И пошло, и сдвинулось тут же с места, сразу шагнуло куда-то, наверное, прежде всего, туда, куда полагается, а потом уже и разветвилось, боковыми путями, окольными, незаметными, тихими тропками, расслоилось, в разные стороны поползло, проникло, внедрилось, усвоилось, прижилось, и поехало, да всё дальше, полетело, может и кубарем, ну а может быть, и на крыльях, нет, скорее всего, на колёсах, красных, видимо, вездеходных, всё сминающих по дороге, превращающих в пыль, в труху, вроде тех, пресловутых, бульдозерных, всем известных, ставших невольно то ли притчею во языцех, то ли символом характерным обострившегося бесчасья, и поехало, и пошло, и звалось это просто: зло…
И вот меня стали травить.
Сразу припомнили моё прошлое – да так лихо, споро, уверенно, – на удивление прямо!

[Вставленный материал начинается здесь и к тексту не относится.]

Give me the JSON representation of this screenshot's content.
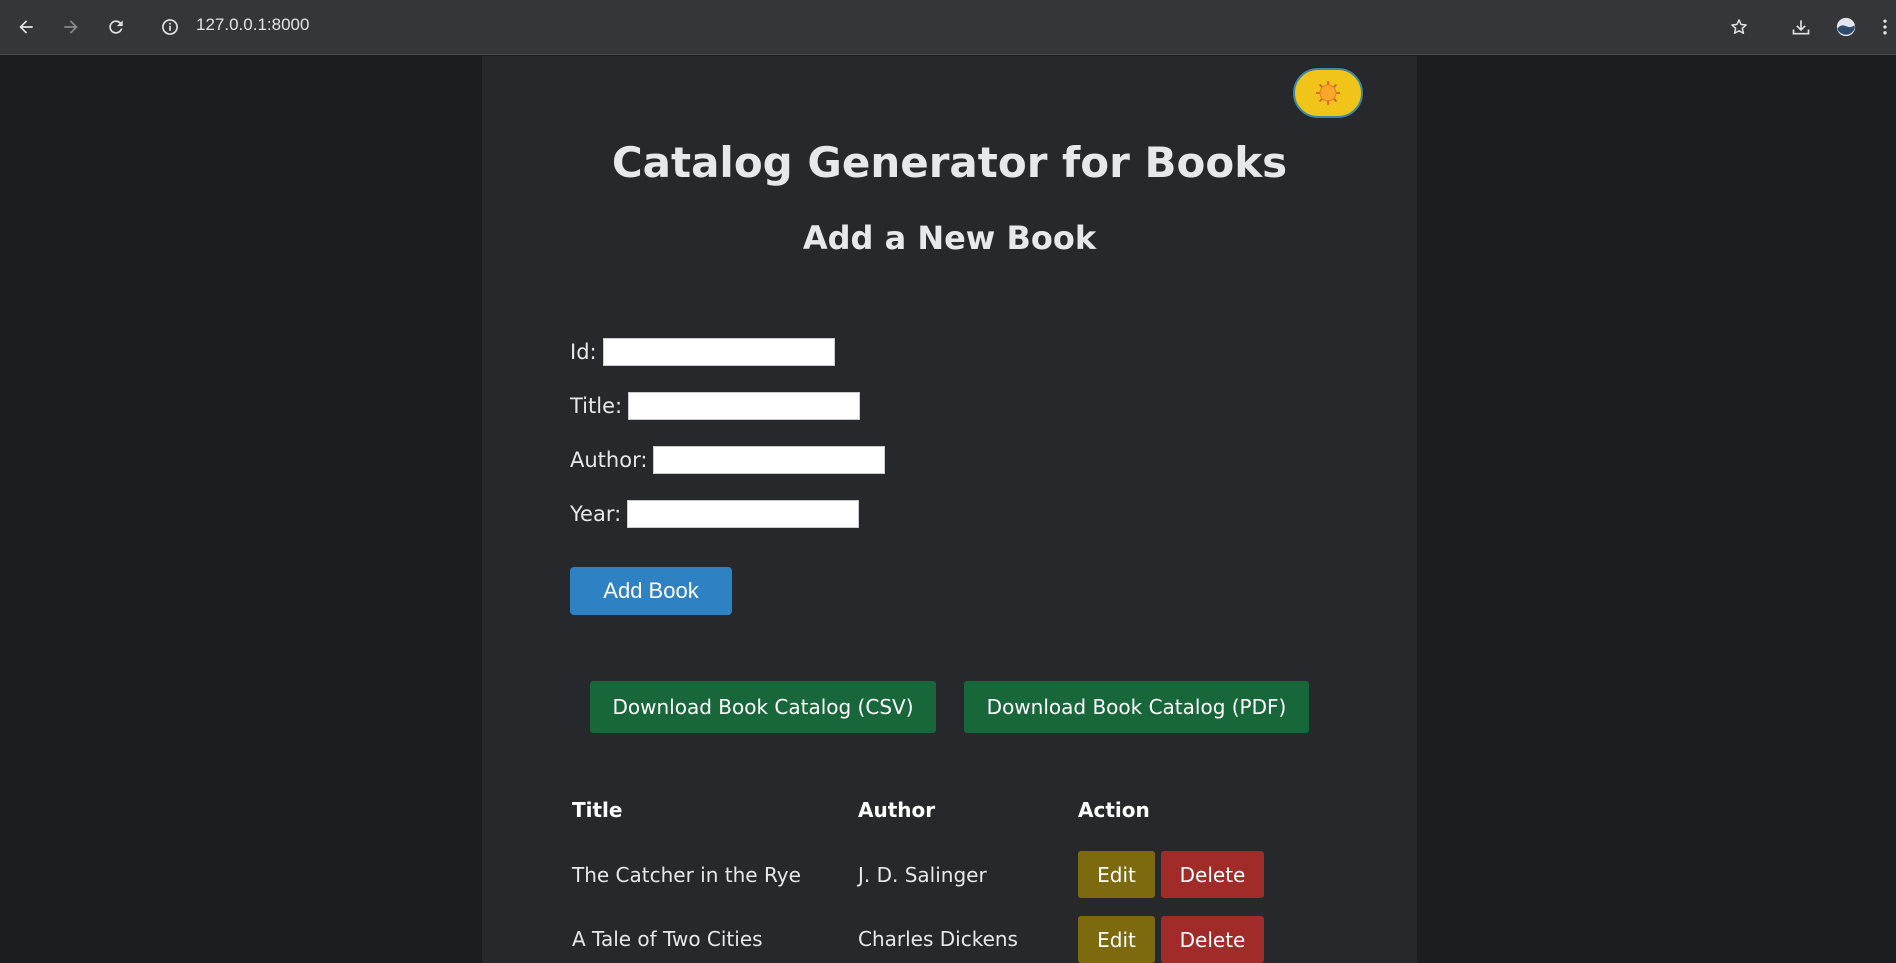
{
  "browser": {
    "url": "127.0.0.1:8000"
  },
  "page": {
    "title": "Catalog Generator for Books",
    "form_title": "Add a New Book",
    "fields": [
      {
        "label": "Id:",
        "value": ""
      },
      {
        "label": "Title:",
        "value": ""
      },
      {
        "label": "Author:",
        "value": ""
      },
      {
        "label": "Year:",
        "value": ""
      }
    ],
    "add_button": "Add Book",
    "download_csv": "Download Book Catalog (CSV)",
    "download_pdf": "Download Book Catalog (PDF)"
  },
  "table": {
    "headers": [
      "Title",
      "Author",
      "Action"
    ],
    "rows": [
      {
        "title": "The Catcher in the Rye",
        "author": "J. D. Salinger",
        "edit": "Edit",
        "delete": "Delete"
      },
      {
        "title": "A Tale of Two Cities",
        "author": "Charles Dickens",
        "edit": "Edit",
        "delete": "Delete"
      }
    ]
  },
  "colors": {
    "accent_blue": "#2e82c4",
    "download_green": "#17673a",
    "edit_olive": "#7d6a0f",
    "delete_red": "#a12b28",
    "toggle_yellow": "#f0c419"
  },
  "icons": {
    "back": "back-arrow-icon",
    "forward": "forward-arrow-icon",
    "reload": "reload-icon",
    "site_info": "info-icon",
    "bookmark": "star-icon",
    "download": "download-icon",
    "profile": "avatar",
    "menu": "more-vert-icon",
    "theme": "sun-icon"
  }
}
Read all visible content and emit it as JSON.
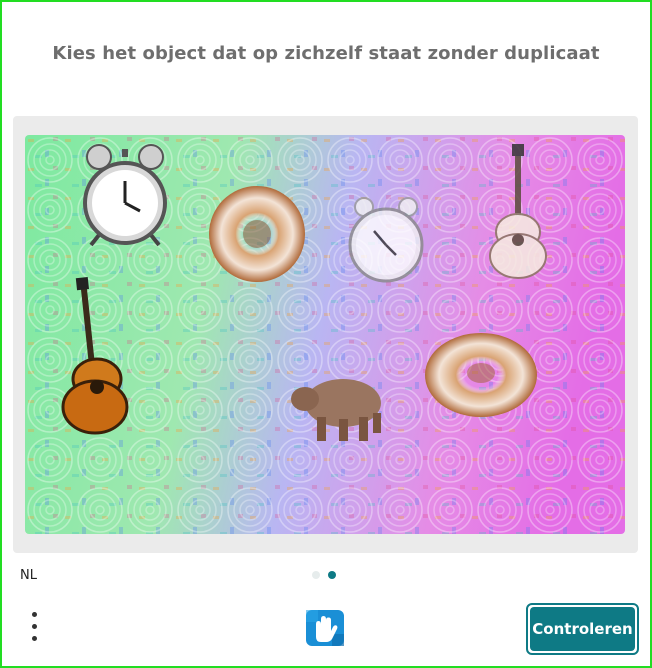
{
  "prompt": "Kies het object dat op zichzelf staat zonder duplicaat",
  "language": "NL",
  "submit_label": "Controleren",
  "pagination": {
    "total": 2,
    "active": 2
  },
  "colors": {
    "accent": "#0e7a85",
    "frame": "#22dd22",
    "dot_inactive": "#e6ecec"
  },
  "objects": [
    {
      "name": "alarm-clock",
      "icon": "alarm-clock-icon"
    },
    {
      "name": "donut",
      "icon": "donut-icon"
    },
    {
      "name": "clock",
      "icon": "clock-icon"
    },
    {
      "name": "guitar",
      "icon": "guitar-icon"
    },
    {
      "name": "guitar",
      "icon": "guitar-icon"
    },
    {
      "name": "hippo",
      "icon": "hippo-icon"
    },
    {
      "name": "bagel",
      "icon": "donut-icon"
    }
  ]
}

Все мои попытки побить в печать что-нибудь стоящее разбивались, как об стену.
Положение становилось невыносимым.
На меня писали всякие «телеги», доносы и жалобы во все тогдашние грозные инстанции – в ЦК партии, в Госкомиздат, в газету «Правда», в правление союза писателей, – и кто его знает, куда ещё.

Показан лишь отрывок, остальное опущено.